Il voto negli Stati Uniti per il nuovo speaker della Camera
Il candidato è Jim Jordan, che fa parte della minoranza estremista dei Repubblicani: non è stato eletto al primo giro, però
Due settimane dopo il voto di sfiducia che ha rimosso Kevin McCarthy dal ruolo di speaker della Camera degli Stati Uniti, martedì sera il Partito Repubblicano ha cominciato le votazioni per eleggere il suo successore. Il principale candidato è Jim Jordan, 59 anni, deputato dell’Ohio, espressione della componente più estrema del partito, nonché uno fra i più fedeli collaboratori di Donald Trump.
Jordan per essere eletto avrà bisogno di 217 voti, da trovare tutti all’interno del suo partito: i voti contrari dei Democratici sono scontati e sicuri. Alla prima votazione, Jordan non ha ottenuto una maggioranza perché 20 Repubblicani non l’hanno votato. Tra loro ci sono soprattutto i cosiddetti “Biden-district Republicans”, ovvero quei parlamentari Repubblicani che alle elezioni di metà mandato nel 2022 sono stati eletti in distretti che nel 2020 avevano votato per il Democratico Joe Biden alla presidenza del paese, e che quindi sono particolarmente interessati a mostrarsi come moderati o centristi per essere rieletti alla prossima tornata elettorale.
Il processo di voto per lo speaker – di fatto un presidente della Camera, ma con un ruolo molto operativo – potrebbe andare per le lunghe: a gennaio c’erano voluti 15 turni prima che McCarthy fosse eletto. La seconda votazione è stata posticipata alle 11 del mattino di mercoledì (le 17 italiane) per permettere ai suoi sostenitori di cercare di convincere un maggior numero di parlamentari.
La rimozione di McCarthy dal ruolo di speaker ha reso ancora più evidente la profonda crisi di identità dei Repubblicani, che negli anni si sono spostati su posizioni sempre più estreme e la cui linea politica viene spesso decisa da una minoranza ancora più radicale e agguerrita. Per la sfiducia a McCarthy sono bastati i voti di otto deputati (a cui si sono aggiunti quelli dei Democratici). L’elezione di Jordan sarebbe un’altra vittoria per la componente estremista del partito.

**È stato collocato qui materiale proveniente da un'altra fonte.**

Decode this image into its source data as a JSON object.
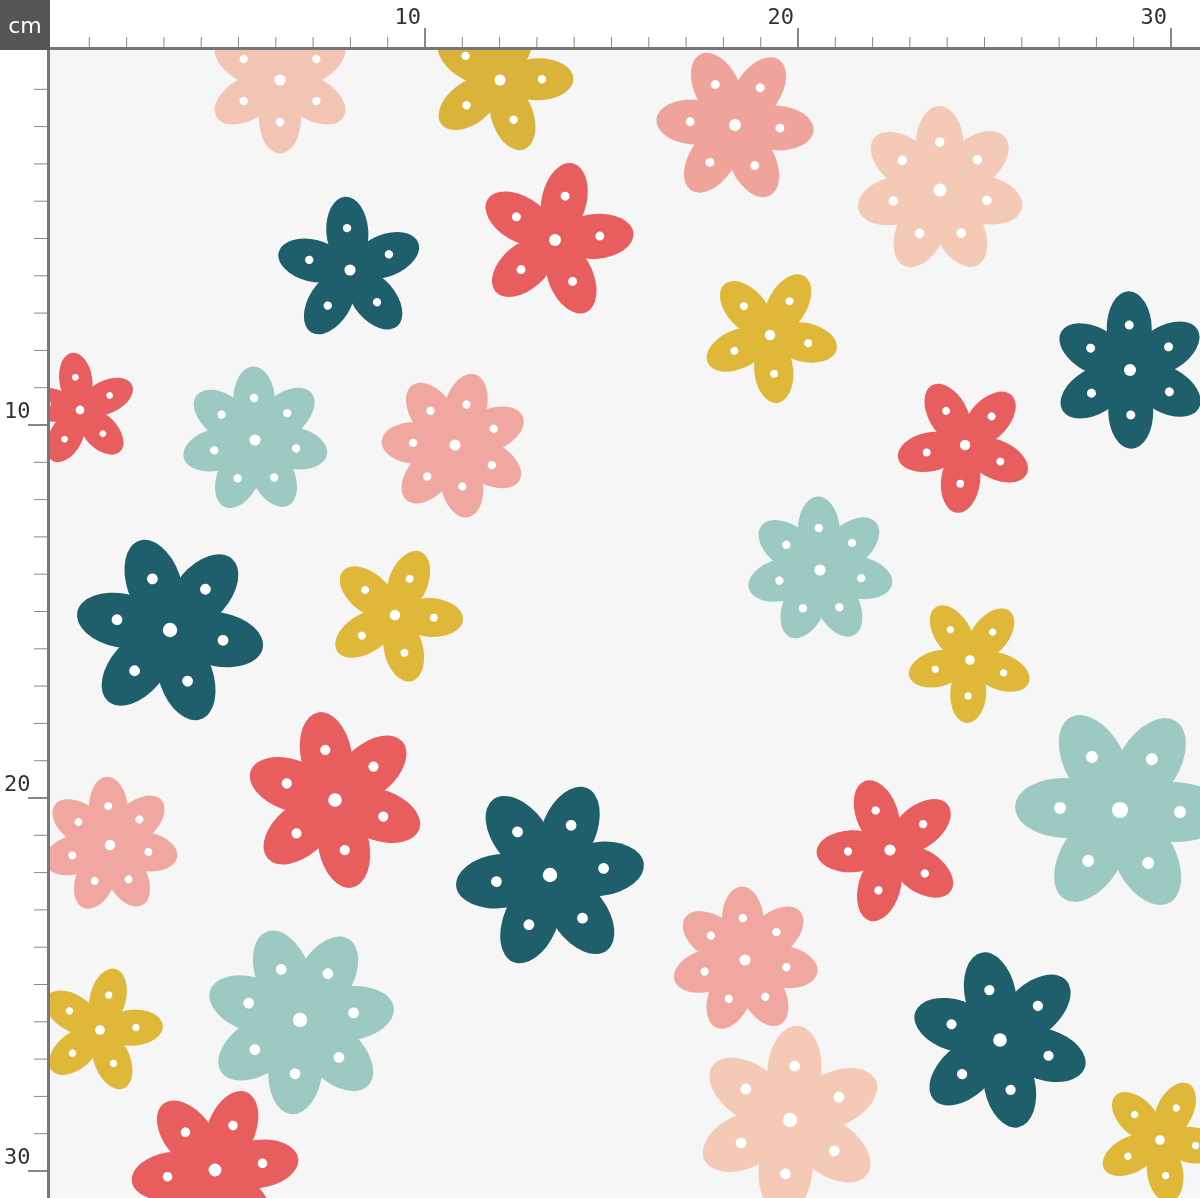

– Leggi anche: La crisi d’identità dei Repubblicani americani
Jim Jordan è deputato dal 2006 per il 4° distretto dell’Ohio, collegio in cui vincono i Repubblicani ininterrottamente dal 1939. Nel 2015 fondò l’House Freedom Caucus, gruppo che raccoglie alcuni degli esponenti Repubblicani più conservatori. L’ex speaker della Camera e collega di partito John Boehner lo definì un «terrorista legislativo», per sottolinearne le posizioni particolarmente radicali. Dal 2016 diventò uno dei più fedeli alleati di Donald Trump, fece parte del suo collegio difensivo durante il primo impeachment e successivamente ebbe un ruolo non marginale nel tentativo di mettere in discussione l’esito del voto delle presidenziali del 2020.
Si è rifiutato di collaborare con la Commissione d’inchiesta sull’assalto al Congresso del 6 gennaio 2021, rispondendo solo dopo un’ingiunzione ufficiale. Da gennaio è presidente della Commissione giustizia della Camera, posizione che gli ha permesso di avviare alcune indagini nei confronti del presidente Joe Biden.
Le sue posizioni politiche sono fortemente reazionarie su praticamente qualsiasi tema, dall’aborto ai diritti delle persone LGBTQ+, dal diritto di portare armi agli effetti del cambiamento climatico. In politica estera la componente del partito che come Jordan fa riferimento al motto «America First» si è mostrata più volte poco convinta della necessità di continuare a sostenere militarmente ed economicamente l’Ucraina.
Queste e altre posizioni lo rendono espressione di una minoranza persino fra i Repubblicani, partito in generale sempre meno moderato. È stato fra i promotori della rimozione di McCarthy (presentata dal deputato Matt Gaetz) e poi fra gli oppositori di una sua sostituzione con Steve Scalise, il primo candidato al ruolo di speaker che aveva rinunciato venerdì di fronte all’impossibilità di mettere d’accordo il partito.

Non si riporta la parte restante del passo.